Worry is worry, however, and the distraction to everything else in the world is the same no matter if it’s set in the future or comes from the past or the present. That was our thinking last weekend anyway when Lia suffered a low of the sort that jerked us square back to the moment and reminded us that this beast still has teeth and can bite.
It was Saturday, close to noon, and for breakfast Lia had eaten cereal with milk. Milk, depending on the type, sometimes has the tendency to raise her blood sugar hours later, and in fact when we tested her blood before a mid-morning snack it was above three hundred. Lia suggested the culprit was probably the cow’s milk because the variety she’d had wasn’t the 2% Jersey milk we’d recently switched her to and which seemed to keep her glucose in check, but the heavier Holstein whole milk. But because people, especially parents, are capable of believing whatever it is they want to believe, even when the truth is staring them right there in the face, both Franca and I chalked up her high to unknown factors and gave her a bolus to correct it. An hour later Lia was watching television when she told her mother she was feeling shaky, her preferred way of announcing to us: something’s just not right here.

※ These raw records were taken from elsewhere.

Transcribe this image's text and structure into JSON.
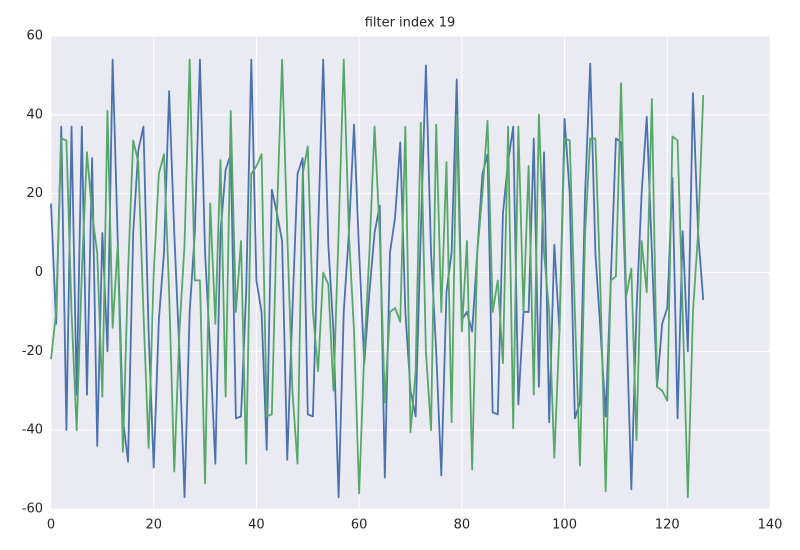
{
  "chart_data": {
    "type": "line",
    "title": "filter index 19",
    "x": [
      0,
      1,
      2,
      3,
      4,
      5,
      6,
      7,
      8,
      9,
      10,
      11,
      12,
      13,
      14,
      15,
      16,
      17,
      18,
      19,
      20,
      21,
      22,
      23,
      24,
      25,
      26,
      27,
      28,
      29,
      30,
      31,
      32,
      33,
      34,
      35,
      36,
      37,
      38,
      39,
      40,
      41,
      42,
      43,
      44,
      45,
      46,
      47,
      48,
      49,
      50,
      51,
      52,
      53,
      54,
      55,
      56,
      57,
      58,
      59,
      60,
      61,
      62,
      63,
      64,
      65,
      66,
      67,
      68,
      69,
      70,
      71,
      72,
      73,
      74,
      75,
      76,
      77,
      78,
      79,
      80,
      81,
      82,
      83,
      84,
      85,
      86,
      87,
      88,
      89,
      90,
      91,
      92,
      93,
      94,
      95,
      96,
      97,
      98,
      99,
      100,
      101,
      102,
      103,
      104,
      105,
      106,
      107,
      108,
      109,
      110,
      111,
      112,
      113,
      114,
      115,
      116,
      117,
      118,
      119,
      120,
      121,
      122,
      123,
      124,
      125,
      126,
      127
    ],
    "series": [
      {
        "color": "#4c72b0",
        "values": [
          17.5,
          -13,
          37,
          -40,
          37,
          -31,
          37,
          -31,
          29,
          -44,
          10,
          -20,
          54,
          8,
          -37,
          -48,
          10,
          31,
          37,
          -15,
          -49.5,
          -12,
          5,
          46,
          10,
          -20,
          -57,
          -10,
          10,
          54,
          5,
          -20,
          -48.5,
          10,
          26,
          30,
          -37,
          -36.5,
          -5,
          54,
          -2,
          -10,
          -45,
          21,
          15,
          8,
          -47.5,
          -10,
          25,
          29,
          -36,
          -36.5,
          10,
          54,
          7,
          -15,
          -57,
          -10,
          10,
          37.5,
          5,
          -23,
          -5,
          10,
          17,
          -52,
          5,
          14,
          33,
          -10,
          -30,
          -36.5,
          10,
          52.5,
          5,
          -20,
          -51.5,
          -5,
          5,
          49,
          -12,
          -10,
          -15,
          5,
          25,
          30,
          -35.5,
          -36,
          15,
          28,
          37,
          -33.5,
          -10,
          -10,
          34,
          -29,
          30.5,
          -38,
          7,
          -15,
          39,
          20,
          -37,
          -33,
          20,
          53,
          5,
          -15,
          -36.5,
          -2,
          34,
          33,
          -10,
          -55,
          -10,
          20,
          39.5,
          5,
          -29,
          -13,
          -9,
          24,
          -37,
          10.5,
          -20,
          45.5,
          10,
          -7
        ]
      },
      {
        "color": "#55a868",
        "values": [
          -22,
          -10,
          34,
          33.5,
          -10,
          -40,
          0,
          30.5,
          15,
          5,
          -31.5,
          41,
          -14,
          7,
          -45.5,
          0,
          33.5,
          28,
          -10,
          -44.5,
          0,
          25,
          30,
          -5,
          -50.5,
          -15,
          7,
          54,
          -2,
          -2,
          -53.5,
          17.5,
          -13,
          28.5,
          -31.5,
          41,
          -10,
          8,
          -48.5,
          25,
          27,
          30,
          -36.5,
          -36,
          15,
          54,
          10,
          -30,
          -48.5,
          25,
          32,
          -10,
          -25,
          0,
          -3,
          -30,
          10,
          54,
          10,
          -15,
          -56,
          -20,
          5,
          37,
          10,
          -33,
          -10,
          -9,
          -12.5,
          37,
          -40.5,
          -25,
          38,
          -20,
          -40,
          37.5,
          -10,
          28,
          -38,
          40,
          -15,
          8,
          -50,
          5,
          20,
          38.5,
          -10,
          -2,
          -23,
          37,
          -39.5,
          37,
          -10,
          27,
          -31,
          40,
          5,
          -10,
          -47,
          -15,
          34,
          33.5,
          -10,
          -49,
          10,
          34,
          34,
          -5,
          -55.5,
          -2,
          -1,
          48,
          -6,
          1,
          -42.5,
          8,
          -5,
          44,
          -29,
          -30,
          -32.5,
          34.5,
          33.5,
          -10,
          -57,
          -10,
          10,
          45
        ]
      }
    ],
    "xlim": [
      0,
      140
    ],
    "xticks": [
      0,
      20,
      40,
      60,
      80,
      100,
      120,
      140
    ],
    "ylim": [
      -60,
      60
    ],
    "yticks": [
      -60,
      -40,
      -20,
      0,
      20,
      40,
      60
    ],
    "grid": true
  }
}
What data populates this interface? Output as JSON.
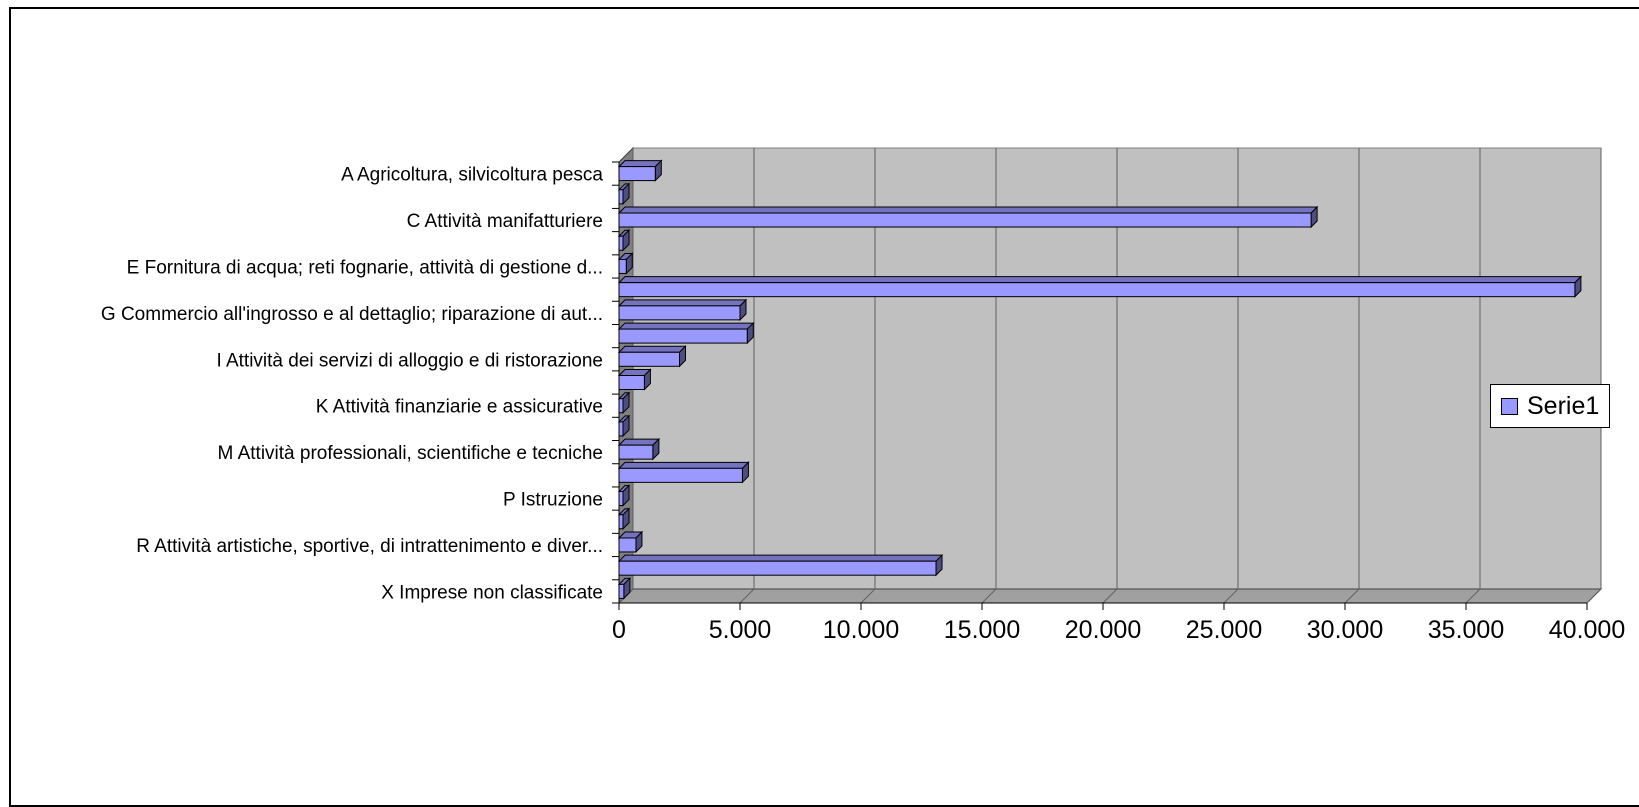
{
  "chart_data": {
    "type": "bar",
    "orientation": "horizontal",
    "three_d": true,
    "categories": [
      "A Agricoltura, silvicoltura pesca",
      "",
      "C Attività manifatturiere",
      "",
      "E Fornitura di acqua; reti fognarie, attività di gestione d...",
      "",
      "G Commercio all'ingrosso e al dettaglio; riparazione di aut...",
      "",
      "I Attività dei servizi di alloggio e di ristorazione",
      "",
      "K Attività finanziarie e assicurative",
      "",
      "M Attività professionali, scientifiche e tecniche",
      "",
      "P Istruzione",
      "",
      "R Attività artistiche, sportive, di intrattenimento e diver...",
      "",
      "X Imprese non classificate"
    ],
    "series": [
      {
        "name": "Serie1",
        "color": "#9999ff",
        "values": [
          1500,
          20,
          28600,
          30,
          300,
          39500,
          5000,
          5300,
          2500,
          1050,
          60,
          80,
          1400,
          5100,
          150,
          80,
          700,
          13100,
          200
        ]
      }
    ],
    "xlim": [
      0,
      40000
    ],
    "xticks": [
      "0",
      "5.000",
      "10.000",
      "15.000",
      "20.000",
      "25.000",
      "30.000",
      "35.000",
      "40.000"
    ],
    "xlabel": "",
    "ylabel": "",
    "title": "",
    "grid": true,
    "plot_background": "#c0c0c0",
    "legend_position": "right"
  }
}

Franca had tested her blood thirty minutes earlier and the mid-morning bolus we’d given her seemed to be working as she was now at the high end of her target range. But with Lia feeling strange she tested it again and the bottom had dropped out of it and Lia was suddenly looking and acting in a way she hadn’t behaved before with any other low. Her eyelids drooped, her speech was sluggish, she had trouble focusing. So she gave her a glucose tab and waited for it to take effect but grew more concerned when Lia complained that her heart was racing and she gave her another. When after another few minutes had passed and there was little improvement in how she felt, Lia started to cry and everyone’s confidence was then shaken.
I think you should go get Daddy, Lia said.

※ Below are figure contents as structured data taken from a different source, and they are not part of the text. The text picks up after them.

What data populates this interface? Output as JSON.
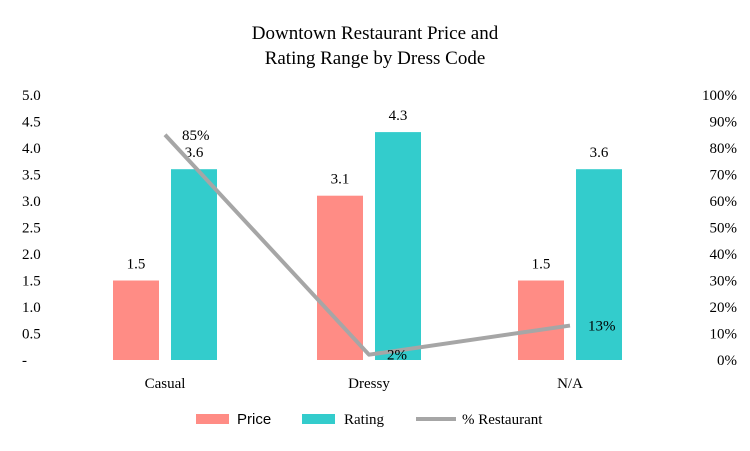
{
  "chart_data": {
    "type": "bar",
    "title_lines": [
      "Downtown Restaurant Price and",
      "Rating Range by Dress Code"
    ],
    "categories": [
      "Casual",
      "Dressy",
      "N/A"
    ],
    "series": [
      {
        "name": "Price",
        "values": [
          1.5,
          3.1,
          1.5
        ],
        "labels": [
          "1.5",
          "3.1",
          "1.5"
        ],
        "color": "#FF8C85",
        "axis": "left"
      },
      {
        "name": "Rating",
        "values": [
          3.6,
          4.3,
          3.6
        ],
        "labels": [
          "3.6",
          "4.3",
          "3.6"
        ],
        "color": "#33CCCC",
        "axis": "left"
      }
    ],
    "line_series": {
      "name": "% Restaurant",
      "values": [
        0.85,
        0.02,
        0.13
      ],
      "labels": [
        "85%",
        "2%",
        "13%"
      ],
      "color": "#A6A6A6",
      "axis": "right"
    },
    "y_left": {
      "ylim": [
        0,
        5
      ],
      "ticks": [
        "-",
        "0.5",
        "1.0",
        "1.5",
        "2.0",
        "2.5",
        "3.0",
        "3.5",
        "4.0",
        "4.5",
        "5.0"
      ]
    },
    "y_right": {
      "ylim": [
        0,
        1
      ],
      "ticks": [
        "0%",
        "10%",
        "20%",
        "30%",
        "40%",
        "50%",
        "60%",
        "70%",
        "80%",
        "90%",
        "100%"
      ]
    },
    "legend": {
      "position": "bottom",
      "items": [
        "Price",
        "Rating",
        "% Restaurant"
      ]
    },
    "grid": false
  }
}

Franca offered her a juice box then and went and called me from the bottom of the stairs.
I came down and found Lia sitting in the chair, her eyes were closed, she looked to be sleeping. What’s wrong? I asked and sat down beside her.
Franca went through her symptoms as Lia looked languidly at me, then her eyes closed and her head lolled backwards. Honey, wake up. I patted her cheek. Can you hear me?
We were calm, but inside Franca and I were both on the verge of panic, each of us wondering was this what it was like when someone loses consciousness from hypoglycemia. Should we get the cake frosting? Was our next step the glucagon shot?
After a little more coaxing we got her to sit up and she drank some of the juice and we held her and waited for all those carbs she had eaten to do their thing. It seemed a long time in the way a long time can feel to the parent of a suffering child, but it wasn’t. Twenty minutes after her low was first reported Lia was feeling much better and back in her target range.
We spent the next few hours watching for the rebound high but it never came, proving perhaps that Franca had done well in treating the low so aggressively; and we kicked ourselves around the curb for not listening to Lia and going against our practice of not double dosing for the milk in the first place, a strange reaction when all you were trying to do was to make things right. But, like Elphaba eventually learns, even good deeds can end in disaster.
The next day Lia’s numbers were perfect until the late afternoon when they shot back up over three hundred. We were visiting friends at their lake house, all of us: the kids, the dog, diabetes. The day prior was still fresh in our minds of course and Franca and I were both sporting that damned if you do, damned if you don’t attitude, so we dosed her for the high, because the devil you know is better than the devil you don’t know, and the devil right then was high blood sugar.
The bolus worked as it was supposed to, but the damage to our attention was already done. Still frazzled from the day before. Frustrated by the wildly swinging ups and downs. Exhausted from middle of the night blood tests. Sick of holding this damn beast at bay. Like the proverbial eggs in the frying pan, by the time we left that afternoon for the two hour drive home we felt as if our brains were fried.
We hadn’t been on the road long when Franca’s phone rang.
I wonder what we forgot, she said wearily and only half-jokingly as she took the phone from her purse and answered it.
We were all thinking what it could be, silently running through an inventory of what things we had brought when Franca said out loud: The dog.
Great, I thought, knowing the ridicule to follow. Fried and now scrambled.